April 21, 2020
EPA Rule Deals Blow to Use of Co-Benefits
The Obama Administration commonly used the co-benefits of regulations — incidental benefits not directly related to the central regulatory focus — to justify regulations. For example, a 2012 rule regulating mercury claimed $90 billion in benefits despite only $6 million coming from mercury reductions. Last week the Environmental Protection Agency (EPA) finalized a rule that changes the weight of co-benefits in cost-benefit calculations. This change has implications for other future rulemakings and could lead to additional deregulation in the future, writes AAF’s Director of Regulatory Policy Dan Bosch, although it will likely face legal challenge.

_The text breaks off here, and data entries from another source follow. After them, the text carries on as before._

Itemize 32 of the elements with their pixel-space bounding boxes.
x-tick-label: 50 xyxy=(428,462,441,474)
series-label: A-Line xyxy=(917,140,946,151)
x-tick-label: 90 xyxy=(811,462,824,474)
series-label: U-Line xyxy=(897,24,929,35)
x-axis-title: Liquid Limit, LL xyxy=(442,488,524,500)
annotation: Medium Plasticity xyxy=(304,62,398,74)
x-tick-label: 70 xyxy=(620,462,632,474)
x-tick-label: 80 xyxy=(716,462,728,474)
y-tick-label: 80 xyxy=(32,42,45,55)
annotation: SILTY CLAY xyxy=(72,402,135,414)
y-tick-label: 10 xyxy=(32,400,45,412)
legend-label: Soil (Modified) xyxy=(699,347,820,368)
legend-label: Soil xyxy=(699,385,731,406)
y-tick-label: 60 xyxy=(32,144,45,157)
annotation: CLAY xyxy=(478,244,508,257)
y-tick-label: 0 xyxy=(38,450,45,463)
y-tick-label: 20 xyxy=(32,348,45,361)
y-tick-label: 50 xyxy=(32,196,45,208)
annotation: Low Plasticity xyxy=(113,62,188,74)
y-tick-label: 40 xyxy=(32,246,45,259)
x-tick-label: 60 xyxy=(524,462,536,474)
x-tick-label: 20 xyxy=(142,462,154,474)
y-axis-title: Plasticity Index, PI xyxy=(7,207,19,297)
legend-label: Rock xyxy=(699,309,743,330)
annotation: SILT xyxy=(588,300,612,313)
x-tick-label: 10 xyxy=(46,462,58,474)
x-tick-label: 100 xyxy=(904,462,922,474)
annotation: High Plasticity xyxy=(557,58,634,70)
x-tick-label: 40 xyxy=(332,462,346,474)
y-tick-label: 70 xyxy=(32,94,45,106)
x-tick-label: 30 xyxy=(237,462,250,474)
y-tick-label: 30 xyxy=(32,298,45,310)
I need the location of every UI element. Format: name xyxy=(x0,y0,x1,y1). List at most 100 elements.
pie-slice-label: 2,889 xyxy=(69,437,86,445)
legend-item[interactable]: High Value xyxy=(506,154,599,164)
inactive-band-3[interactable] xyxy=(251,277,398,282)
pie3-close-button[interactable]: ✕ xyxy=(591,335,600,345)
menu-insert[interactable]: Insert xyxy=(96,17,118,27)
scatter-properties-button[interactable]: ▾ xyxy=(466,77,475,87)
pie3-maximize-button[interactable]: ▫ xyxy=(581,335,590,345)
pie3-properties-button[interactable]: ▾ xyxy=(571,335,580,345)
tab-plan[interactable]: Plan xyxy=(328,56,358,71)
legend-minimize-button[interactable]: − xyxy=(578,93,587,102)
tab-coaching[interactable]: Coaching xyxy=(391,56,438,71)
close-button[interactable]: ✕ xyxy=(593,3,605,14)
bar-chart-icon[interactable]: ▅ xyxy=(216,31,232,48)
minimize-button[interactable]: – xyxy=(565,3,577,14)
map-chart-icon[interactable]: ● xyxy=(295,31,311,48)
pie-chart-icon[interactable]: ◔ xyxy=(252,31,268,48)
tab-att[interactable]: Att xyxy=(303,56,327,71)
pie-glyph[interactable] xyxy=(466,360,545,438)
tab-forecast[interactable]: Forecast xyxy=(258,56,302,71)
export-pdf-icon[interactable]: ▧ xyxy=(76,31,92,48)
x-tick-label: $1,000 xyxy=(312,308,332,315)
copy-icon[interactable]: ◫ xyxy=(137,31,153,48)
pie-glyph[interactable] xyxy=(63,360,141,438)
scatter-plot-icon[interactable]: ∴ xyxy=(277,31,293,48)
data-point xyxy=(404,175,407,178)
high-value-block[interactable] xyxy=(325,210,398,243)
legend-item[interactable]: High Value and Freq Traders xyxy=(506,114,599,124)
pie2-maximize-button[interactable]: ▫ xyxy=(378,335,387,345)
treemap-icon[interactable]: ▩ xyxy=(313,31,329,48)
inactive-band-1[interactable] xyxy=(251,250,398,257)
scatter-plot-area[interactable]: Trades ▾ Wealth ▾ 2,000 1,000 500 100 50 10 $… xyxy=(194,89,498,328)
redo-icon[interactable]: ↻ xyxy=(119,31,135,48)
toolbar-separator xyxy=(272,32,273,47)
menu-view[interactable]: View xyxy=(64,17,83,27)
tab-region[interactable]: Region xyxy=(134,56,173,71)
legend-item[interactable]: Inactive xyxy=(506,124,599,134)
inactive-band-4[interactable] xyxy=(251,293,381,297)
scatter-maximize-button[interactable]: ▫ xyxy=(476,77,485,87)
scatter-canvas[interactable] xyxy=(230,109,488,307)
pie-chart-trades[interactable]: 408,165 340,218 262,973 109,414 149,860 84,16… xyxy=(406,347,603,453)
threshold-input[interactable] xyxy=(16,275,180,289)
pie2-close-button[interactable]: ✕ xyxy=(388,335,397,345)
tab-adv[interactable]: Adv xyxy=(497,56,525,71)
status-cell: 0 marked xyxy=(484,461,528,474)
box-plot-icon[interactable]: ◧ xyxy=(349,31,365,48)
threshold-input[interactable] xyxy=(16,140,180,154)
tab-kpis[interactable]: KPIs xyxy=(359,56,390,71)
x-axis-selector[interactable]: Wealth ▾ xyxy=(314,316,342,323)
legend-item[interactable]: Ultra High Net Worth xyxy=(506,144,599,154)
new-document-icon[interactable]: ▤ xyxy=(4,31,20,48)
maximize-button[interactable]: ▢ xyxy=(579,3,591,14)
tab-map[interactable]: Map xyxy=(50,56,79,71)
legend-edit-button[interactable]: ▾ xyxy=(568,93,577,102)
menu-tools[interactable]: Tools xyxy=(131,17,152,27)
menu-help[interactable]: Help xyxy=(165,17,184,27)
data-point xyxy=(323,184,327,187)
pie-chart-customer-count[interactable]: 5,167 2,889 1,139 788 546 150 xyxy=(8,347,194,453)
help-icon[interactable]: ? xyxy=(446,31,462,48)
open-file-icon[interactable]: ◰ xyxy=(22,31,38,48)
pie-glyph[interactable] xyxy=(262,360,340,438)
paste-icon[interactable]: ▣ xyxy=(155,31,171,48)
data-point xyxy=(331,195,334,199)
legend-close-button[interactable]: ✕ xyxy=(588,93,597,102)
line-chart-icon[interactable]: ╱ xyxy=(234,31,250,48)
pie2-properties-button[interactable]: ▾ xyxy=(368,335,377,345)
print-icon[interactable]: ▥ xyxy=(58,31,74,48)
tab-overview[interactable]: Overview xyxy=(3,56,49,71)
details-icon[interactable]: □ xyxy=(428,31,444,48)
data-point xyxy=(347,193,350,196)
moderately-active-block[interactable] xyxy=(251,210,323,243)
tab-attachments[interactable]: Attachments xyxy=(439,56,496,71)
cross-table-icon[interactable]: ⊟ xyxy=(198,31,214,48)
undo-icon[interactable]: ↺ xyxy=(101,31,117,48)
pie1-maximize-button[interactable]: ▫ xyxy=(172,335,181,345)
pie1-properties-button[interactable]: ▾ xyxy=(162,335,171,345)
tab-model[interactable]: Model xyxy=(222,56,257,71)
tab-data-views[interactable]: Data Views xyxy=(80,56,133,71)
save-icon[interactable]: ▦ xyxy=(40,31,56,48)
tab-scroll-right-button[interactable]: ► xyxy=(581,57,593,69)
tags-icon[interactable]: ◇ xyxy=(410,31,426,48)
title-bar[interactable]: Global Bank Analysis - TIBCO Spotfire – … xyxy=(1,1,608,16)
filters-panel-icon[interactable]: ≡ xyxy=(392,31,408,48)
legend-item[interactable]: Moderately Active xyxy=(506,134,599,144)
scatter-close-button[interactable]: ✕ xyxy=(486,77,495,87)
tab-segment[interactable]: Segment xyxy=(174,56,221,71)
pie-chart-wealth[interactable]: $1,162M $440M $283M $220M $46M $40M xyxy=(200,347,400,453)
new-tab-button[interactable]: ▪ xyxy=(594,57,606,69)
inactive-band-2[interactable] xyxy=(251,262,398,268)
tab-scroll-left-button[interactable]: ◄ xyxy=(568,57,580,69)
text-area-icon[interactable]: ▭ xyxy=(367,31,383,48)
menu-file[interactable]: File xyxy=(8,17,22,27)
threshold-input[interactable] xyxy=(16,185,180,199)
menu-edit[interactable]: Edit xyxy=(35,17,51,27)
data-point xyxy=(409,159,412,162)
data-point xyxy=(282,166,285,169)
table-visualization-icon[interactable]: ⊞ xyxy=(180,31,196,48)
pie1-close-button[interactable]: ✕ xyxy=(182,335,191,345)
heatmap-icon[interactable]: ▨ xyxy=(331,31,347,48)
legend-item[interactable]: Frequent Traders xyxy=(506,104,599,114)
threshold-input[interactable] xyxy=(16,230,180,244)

The most immediate implication of EPA’s finding is that EPA will likely now seek to establish its view of co-benefits in the regulatory code. EPA is expected soon to propose a rule on how it weighs costs and benefits for the purposes of the Clean Air Act (CAA). EPA published an advanced notice of proposed rulemaking in 2018, and the Office of Information and Regulatory Affairs is currently reviewing a proposal. Codifying how co-benefits factor into a cost-benefit analysis would require future CAA regulations to adhere to those rules. Future administrations could undo such codification, but such a change would require going through the time-consuming rulemaking process.